Re: [Condor-users] Problems when submitting very large numbers ofjobs to the queue



On Tue, 30 Nov 2004 10:50:43 +1100, Christopher Mellen
<chris.mellen@xxxxxxxxxx> wrote:
> We're using Condor 6.6.7 on a Cluster of ~20 3Ghz Windows XP machines.
> 
> One of our users has encountered the situation that if he simultaneously
> submits say 500+ jobs to the queue then the scheduling/matching process
> appears to fail. Unclaimed machines will enter the 'Matched' state, but the
> match will nearly always time out (according to the startd logs on the
> respective machines) before the job can be started. The machine then returns
> to the 'Unclaimed' state.
> 
> If he submits say, only 50 jobs at a time, the scheduling/matching process
> works without a hitch.
> 
> Is there a limit to the number of jobs that can be reliably queued ??
> 
> So far I've not been able to gain any insight from the manual.
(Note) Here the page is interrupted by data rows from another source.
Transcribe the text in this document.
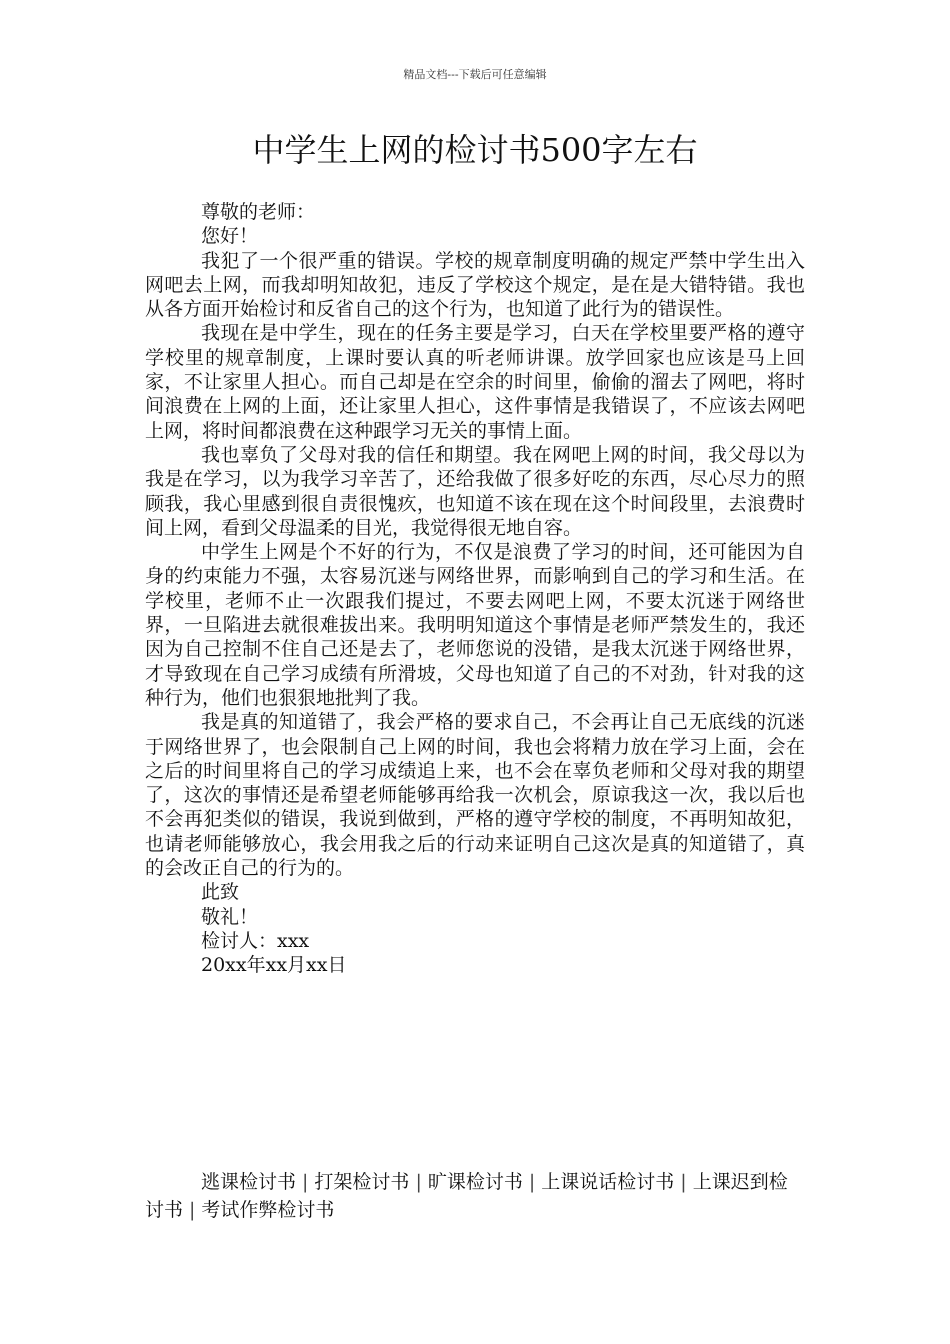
精品文档---下载后可任意编辑
中学生上网的检讨书500字左右
尊敬的老师：
您好！

我犯了一个很严重的错误。学校的规章制度明确的规定严禁中学生出入网吧去上网，而我却明知故犯，违反了学校这个规定，是在是大错特错。我也从各方面开始检讨和反省自己的这个行为，也知道了此行为的错误性。

我现在是中学生，现在的任务主要是学习，白天在学校里要严格的遵守学校里的规章制度，上课时要认真的听老师讲课。放学回家也应该是马上回家，不让家里人担心。而自己却是在空余的时间里，偷偷的溜去了网吧，将时间浪费在上网的上面，还让家里人担心，这件事情是我错误了，不应该去网吧上网，将时间都浪费在这种跟学习无关的事情上面。

我也辜负了父母对我的信任和期望。我在网吧上网的时间，我父母以为我是在学习，以为我学习辛苦了，还给我做了很多好吃的东西，尽心尽力的照顾我，我心里感到很自责很愧疚，也知道不该在现在这个时间段里，去浪费时间上网，看到父母温柔的目光，我觉得很无地自容。

中学生上网是个不好的行为，不仅是浪费了学习的时间，还可能因为自身的约束能力不强，太容易沉迷与网络世界，而影响到自己的学习和生活。在学校里，老师不止一次跟我们提过，不要去网吧上网，不要太沉迷于网络世界，一旦陷进去就很难拔出来。我明明知道这个事情是老师严禁发生的，我还因为自己控制不住自己还是去了，老师您说的没错，是我太沉迷于网络世界，才导致现在自己学习成绩有所滑坡，父母也知道了自己的不对劲，针对我的这种行为，他们也狠狠地批判了我。

我是真的知道错了，我会严格的要求自己，不会再让自己无底线的沉迷于网络世界了，也会限制自己上网的时间，我也会将精力放在学习上面，会在之后的时间里将自己的学习成绩追上来，也不会在辜负老师和父母对我的期望了，这次的事情还是希望老师能够再给我一次机会，原谅我这一次，我以后也不会再犯类似的错误，我说到做到，严格的遵守学校的制度，不再明知故犯，也请老师能够放心，我会用我之后的行动来证明自己这次是真的知道错了，真的会改正自己的行为的。

此致
敬礼！
检讨人：xxx
20xx年xx月xx日
逃课检讨书 | 打架检讨书 | 旷课检讨书 | 上课说话检讨书 | 上课迟到检讨书 | 考试作弊检讨书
Any
> suggestions/hints much appreciated ...

the schedd is responsible for activating each match (either itself or
via the shadow it launches).
You match to a machine will (sensibly) not last forever though you can
tune it to be longer in the config files.

The problem arises if some of the following conditions apply

a) your submitter machine is too slow
b) your submitter is overloaded
c) your submitter is also running a startd (see b)
d) your jobs involve the transfer of significant amounts of
input/executable data

This is compounded by the schedd being only able to service one claim
activation at a time, but (as is likely if you submit to an unused
farm) all the startd'd are requesting activation at once.

Some solutions

tuning - remove or disable the startd on your submitter machine,
especially if you are running a high load submitter

manual - submit all your jobs on hold and either use periodic release
(complex but then out of your hands) or just use condor_release
yourself with some constraint to release a few at a time.

throttling - set your max jobs running lower (if your submitter
machine just isn't capable of handling things) obvious negatives

Up the timeout - set MATCH_TIMEOUT to be bigger

manual releasing is the least error prone and most configurable since
you have total control over the process...

Matt